Essa é apenas a primeira etapa na eventual condenação de alguém. O MP recebe um relatório da Polícia Civil e apresenta ou não a denúncia, pedido de condenação feito pelo promotor, quando considera haver elementos de prova contra uma pessoa. Após a denúncia, um juiz precisa aceitá-la para dar início ao processo criminal, que pode terminar em condenação ou absolvição. Por esse motivo, provavelmente os eventuais condenados representam percentual ainda inferior a esses 3,5%.
De acordo com a pesquisa, encomendada pela Federação Nacional de Policiais Federais (Fenapef), a maioria dos casos no Rio – 2.400, ou 76% do total – voltou às delegacias para novas diligências. Isso indicaria que boa parte das investigações tinha lacunas de informação, na opinião de promotores de justiça. Outros 394 inquéritos (12%) foram arquivados.
Com base nesses dados, de acordo com os pesquisadores, não se pode estabelecer com precisão a taxa de elucidação dos crimes. Uma análise preliminar de informações referentes a processos que chegaram ao Tribunal de Justiça do Rio no mesmo ano da ocorrência mostrou taxa de condenação de 7,5%, incluídos os casos de prisão em flagrante. O livro estima em até 15% a taxa de elucidação após cinco anos do crime e cita estudo do sociólogo Ignácio Cano, no mesmo sentido, que fala em 10%.

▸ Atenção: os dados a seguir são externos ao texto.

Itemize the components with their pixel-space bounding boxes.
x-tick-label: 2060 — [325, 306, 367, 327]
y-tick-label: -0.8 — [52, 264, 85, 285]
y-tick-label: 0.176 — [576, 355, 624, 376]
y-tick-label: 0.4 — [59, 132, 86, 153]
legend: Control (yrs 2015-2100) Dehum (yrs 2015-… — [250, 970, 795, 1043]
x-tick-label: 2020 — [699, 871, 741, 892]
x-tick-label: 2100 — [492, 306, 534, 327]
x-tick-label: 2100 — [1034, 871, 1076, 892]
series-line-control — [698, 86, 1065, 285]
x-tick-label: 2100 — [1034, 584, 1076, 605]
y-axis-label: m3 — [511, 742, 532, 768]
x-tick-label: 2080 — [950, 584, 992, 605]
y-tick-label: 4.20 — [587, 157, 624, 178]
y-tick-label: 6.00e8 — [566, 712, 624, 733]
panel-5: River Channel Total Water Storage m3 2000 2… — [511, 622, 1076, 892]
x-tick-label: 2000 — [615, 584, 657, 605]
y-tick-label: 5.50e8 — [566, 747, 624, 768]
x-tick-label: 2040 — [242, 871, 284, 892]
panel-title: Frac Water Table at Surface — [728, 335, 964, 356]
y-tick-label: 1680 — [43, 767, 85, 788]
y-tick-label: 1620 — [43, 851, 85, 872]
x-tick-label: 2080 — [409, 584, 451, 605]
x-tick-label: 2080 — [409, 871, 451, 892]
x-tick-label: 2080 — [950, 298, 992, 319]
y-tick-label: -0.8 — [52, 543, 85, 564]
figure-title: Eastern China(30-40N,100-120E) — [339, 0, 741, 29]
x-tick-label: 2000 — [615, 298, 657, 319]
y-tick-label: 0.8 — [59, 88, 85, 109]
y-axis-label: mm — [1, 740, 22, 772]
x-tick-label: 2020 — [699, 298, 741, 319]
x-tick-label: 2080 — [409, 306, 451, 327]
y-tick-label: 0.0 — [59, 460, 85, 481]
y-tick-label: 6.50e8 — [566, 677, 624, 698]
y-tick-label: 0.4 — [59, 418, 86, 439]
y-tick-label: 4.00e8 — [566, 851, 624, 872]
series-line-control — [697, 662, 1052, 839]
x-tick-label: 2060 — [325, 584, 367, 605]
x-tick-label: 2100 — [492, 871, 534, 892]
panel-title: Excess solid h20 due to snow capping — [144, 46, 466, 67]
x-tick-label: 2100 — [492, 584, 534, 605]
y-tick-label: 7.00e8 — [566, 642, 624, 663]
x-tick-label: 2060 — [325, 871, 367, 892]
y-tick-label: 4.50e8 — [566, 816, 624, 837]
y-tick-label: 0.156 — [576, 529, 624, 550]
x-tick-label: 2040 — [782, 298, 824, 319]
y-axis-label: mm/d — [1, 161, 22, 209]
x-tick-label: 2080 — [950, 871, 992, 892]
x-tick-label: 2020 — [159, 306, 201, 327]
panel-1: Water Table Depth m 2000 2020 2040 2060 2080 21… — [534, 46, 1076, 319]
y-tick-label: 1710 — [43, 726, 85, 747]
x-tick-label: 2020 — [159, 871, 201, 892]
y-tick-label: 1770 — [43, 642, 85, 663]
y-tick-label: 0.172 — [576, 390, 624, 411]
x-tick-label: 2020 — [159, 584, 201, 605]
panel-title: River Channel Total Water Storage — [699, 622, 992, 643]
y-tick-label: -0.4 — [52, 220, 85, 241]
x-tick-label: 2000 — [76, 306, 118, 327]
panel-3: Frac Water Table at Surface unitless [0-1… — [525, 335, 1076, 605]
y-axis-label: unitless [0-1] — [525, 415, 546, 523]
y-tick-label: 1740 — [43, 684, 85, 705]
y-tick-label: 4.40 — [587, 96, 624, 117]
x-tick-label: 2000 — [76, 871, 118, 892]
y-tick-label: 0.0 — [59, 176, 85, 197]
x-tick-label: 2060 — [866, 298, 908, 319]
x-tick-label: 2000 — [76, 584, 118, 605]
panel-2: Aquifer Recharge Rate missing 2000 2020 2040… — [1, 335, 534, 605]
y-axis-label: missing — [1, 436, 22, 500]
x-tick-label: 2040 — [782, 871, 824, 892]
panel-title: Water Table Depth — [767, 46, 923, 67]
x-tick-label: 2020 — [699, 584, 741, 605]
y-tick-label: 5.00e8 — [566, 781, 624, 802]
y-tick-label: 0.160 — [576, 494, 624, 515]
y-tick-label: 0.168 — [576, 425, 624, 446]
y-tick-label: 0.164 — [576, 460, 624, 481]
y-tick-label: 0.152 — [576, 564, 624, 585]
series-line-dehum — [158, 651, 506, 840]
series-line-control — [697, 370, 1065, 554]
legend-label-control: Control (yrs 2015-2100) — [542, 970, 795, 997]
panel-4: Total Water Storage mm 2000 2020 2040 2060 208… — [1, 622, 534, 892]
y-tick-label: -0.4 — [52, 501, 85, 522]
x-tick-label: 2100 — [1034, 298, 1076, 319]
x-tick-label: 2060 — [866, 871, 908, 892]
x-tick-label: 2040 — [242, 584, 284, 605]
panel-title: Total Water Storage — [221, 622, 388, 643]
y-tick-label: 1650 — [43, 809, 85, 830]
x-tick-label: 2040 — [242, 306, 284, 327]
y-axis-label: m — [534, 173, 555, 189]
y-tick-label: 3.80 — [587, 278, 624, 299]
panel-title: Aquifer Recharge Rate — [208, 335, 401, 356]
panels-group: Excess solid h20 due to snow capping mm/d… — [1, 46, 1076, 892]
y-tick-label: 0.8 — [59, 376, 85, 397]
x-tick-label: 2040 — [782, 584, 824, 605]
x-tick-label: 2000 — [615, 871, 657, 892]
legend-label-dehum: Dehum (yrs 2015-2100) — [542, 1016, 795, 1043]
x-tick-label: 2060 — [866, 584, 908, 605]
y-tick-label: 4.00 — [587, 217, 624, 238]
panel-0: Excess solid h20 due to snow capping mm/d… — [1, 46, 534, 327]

No caso dos roubos, o número de denúncias em relação aos registros de ocorrência é ainda menor. De 69.621 casos registrados nas delegacias de Polícia Civil da capital do Rio em 2005, apenas 1.258 (1,8%) chegaram ao Ministério Público até 4 anos e meio depois. Desse universo, em só 370 (0,5% do total) casos, um promotor ofereceu denúncia.

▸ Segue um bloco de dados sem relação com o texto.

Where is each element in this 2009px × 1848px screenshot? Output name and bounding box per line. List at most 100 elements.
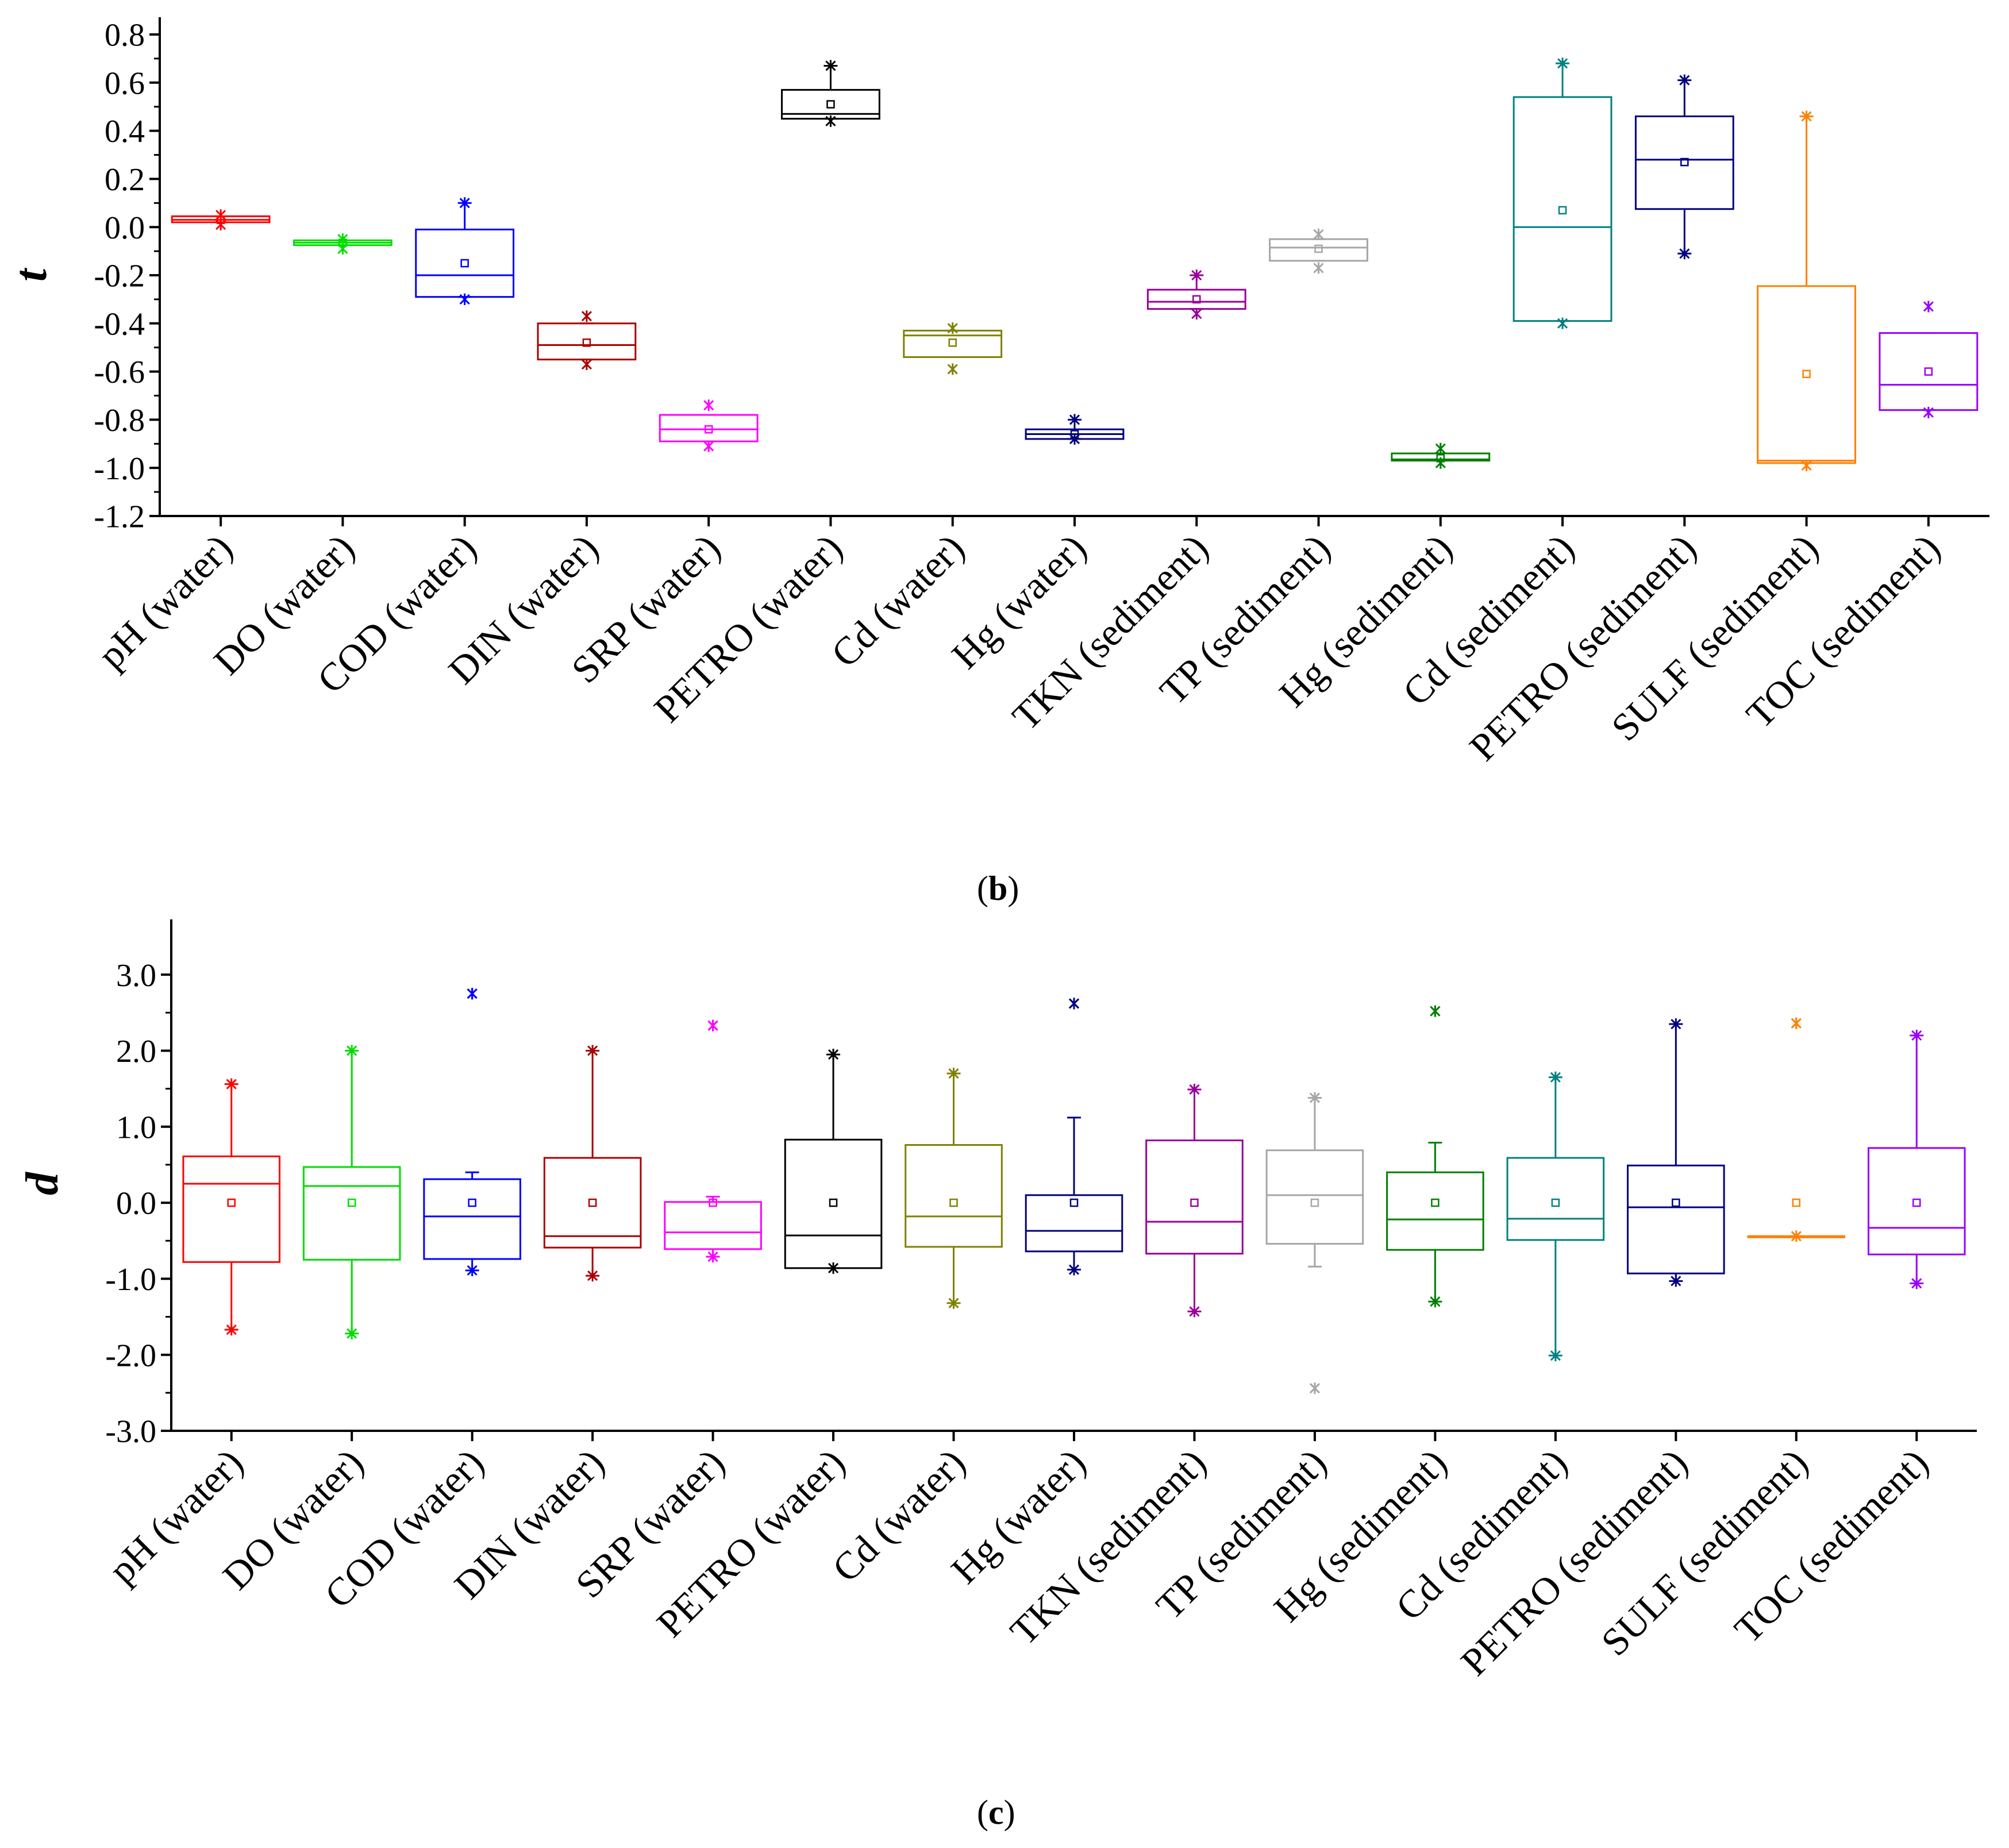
box-rect <box>1025 1194 1123 1253</box>
box-4: DIN (water) <box>446 1045 642 1607</box>
box-12: Cd (sediment) <box>1394 57 1612 714</box>
box-15: TOC (sediment) <box>1726 1030 1966 1651</box>
min-marker <box>1801 460 1812 472</box>
outlier-marker <box>1309 1382 1320 1394</box>
max-marker <box>947 322 958 334</box>
box-rect <box>659 414 759 442</box>
y-tick-label: -0.8 <box>94 403 145 438</box>
box-3: COD (water) <box>316 988 521 1616</box>
box-rect <box>1867 1147 1966 1256</box>
max-marker <box>581 310 592 322</box>
mean-marker <box>1190 1198 1199 1207</box>
x-category-label: SULF (sediment) <box>1592 1441 1816 1664</box>
min-marker <box>1911 1277 1922 1289</box>
max-marker <box>1671 1018 1681 1030</box>
y-tick-label: -1.2 <box>94 499 145 535</box>
box-rect <box>1634 115 1734 210</box>
y-tick-label: 0.6 <box>105 66 145 101</box>
max-marker <box>1679 74 1690 86</box>
mean-marker <box>1431 1198 1440 1207</box>
box-rect <box>1145 1139 1244 1255</box>
max-marker <box>828 1049 839 1061</box>
mean-marker <box>1912 1198 1921 1207</box>
y-tick-label: 3.0 <box>116 958 156 994</box>
y-tick-label: -2.0 <box>105 1338 156 1373</box>
max-marker <box>1557 57 1568 70</box>
mean-marker <box>1792 1198 1801 1207</box>
mean-marker <box>829 1198 838 1207</box>
mean-marker <box>582 338 591 347</box>
mean-marker <box>1802 369 1811 379</box>
max-marker <box>1911 1030 1922 1041</box>
box-rect <box>664 1201 762 1250</box>
mean-marker <box>1551 1198 1560 1207</box>
min-marker <box>1671 1275 1681 1287</box>
y-tick-label: 2.0 <box>116 1034 156 1069</box>
max-marker <box>587 1045 598 1057</box>
chart-panel-c: 3.0 2.0 1.0 0.0 -1.0 -2.0 -3.0 d pH (water)DO (w… <box>17 919 1977 1684</box>
y-tick-label: -1.0 <box>94 451 145 487</box>
outlier-marker <box>1791 1017 1802 1029</box>
mean-marker <box>1310 1198 1319 1207</box>
outlier-marker <box>1068 998 1080 1010</box>
mean-marker <box>1314 244 1323 253</box>
chart-panel-b: 0.8 0.6 0.4 0.2 0.0 -0.2 -0.4 -0.6 -0.8 -1.0 -1.2 t… <box>6 17 1989 769</box>
min-marker <box>948 1297 959 1309</box>
mean-marker <box>227 1198 236 1207</box>
min-marker <box>1791 1230 1802 1242</box>
panel-letter-b: b <box>988 869 1008 907</box>
y-axis-label: d <box>17 1172 68 1195</box>
mean-marker <box>347 1198 356 1207</box>
box-rect <box>1265 1149 1364 1245</box>
mean-marker <box>1672 1198 1680 1207</box>
min-marker <box>1191 308 1202 320</box>
box-rect <box>423 1178 521 1260</box>
box-rect <box>543 1157 642 1249</box>
min-marker <box>828 1262 839 1274</box>
max-marker <box>226 1078 237 1090</box>
box-rect <box>1757 285 1857 464</box>
y-tick-label: 1.0 <box>116 1110 156 1145</box>
max-marker <box>337 233 348 245</box>
min-marker <box>1068 1264 1080 1276</box>
min-marker <box>337 242 348 255</box>
box-rect <box>1506 1157 1605 1241</box>
mean-marker <box>948 338 957 347</box>
max-marker <box>1189 1083 1200 1095</box>
box-2: DO (water) <box>214 1045 401 1598</box>
min-marker <box>215 219 226 231</box>
min-marker <box>347 1327 357 1339</box>
box-rect <box>1146 288 1246 310</box>
outlier-marker <box>467 988 478 1000</box>
min-marker <box>226 1324 237 1336</box>
mean-marker <box>460 259 469 268</box>
max-marker <box>215 209 226 221</box>
box-rect <box>1879 332 1979 411</box>
min-marker <box>1069 433 1080 445</box>
box-rect <box>302 1166 401 1261</box>
y-tick-label: -3.0 <box>105 1414 156 1450</box>
box-rect <box>1627 1164 1725 1275</box>
box-rect <box>182 1155 281 1263</box>
y-tick-label: -0.6 <box>94 355 145 390</box>
box-rect <box>415 228 515 298</box>
min-marker <box>1557 317 1568 329</box>
x-category-label: PETRO (sediment) <box>1452 1441 1696 1684</box>
mean-marker <box>949 1198 958 1207</box>
max-marker <box>703 399 714 411</box>
min-marker <box>459 293 470 305</box>
mean-marker <box>704 425 713 434</box>
box-rect <box>784 1138 883 1269</box>
mean-marker <box>1192 295 1201 304</box>
max-marker <box>1801 110 1812 122</box>
min-marker <box>1923 406 1934 418</box>
panel-label-c: (c) <box>977 1793 1015 1831</box>
max-marker <box>1923 301 1934 313</box>
y-axis-label: t <box>6 267 56 282</box>
y-tick-label: -1.0 <box>105 1262 156 1298</box>
y-tick-label: 0.8 <box>105 18 145 53</box>
mean-marker <box>709 1198 717 1207</box>
min-marker <box>825 115 836 127</box>
max-marker <box>825 60 836 72</box>
mean-marker <box>588 1198 597 1207</box>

Para Michel Misse, policiais não percebem a diferença entre “investigação policial” e “inquérito policial”. “É este o principal ponto. A investigação é parecida em qualquer lugar do mundo: é o conhecimento técnico para a elucidação de crimes. Não tem nada a ver com Direito. É neutra, imparcial. Não cabe à polícia formar culpa, mas ao Judiciário – por isso a polícia faz parte do Executivo, não do Judiciário. No Brasil, o sistema é misto. A polícia faz a investigação e é encarregada da tomada de depoimentos, o delegado tem de ser bacharel em direito, que entrega o relatório ao Ministério Público.”
Na opinião do sociólogo, apesar de o inquérito não ter valor jurídico, na prática é o material obtido pela polícia que conta. “A polícia predomina em todas as etapas do processo. Isso vem de uma tradição inquisitorial, do Santo Ofício. A etapa policial é significativa”, afirmou."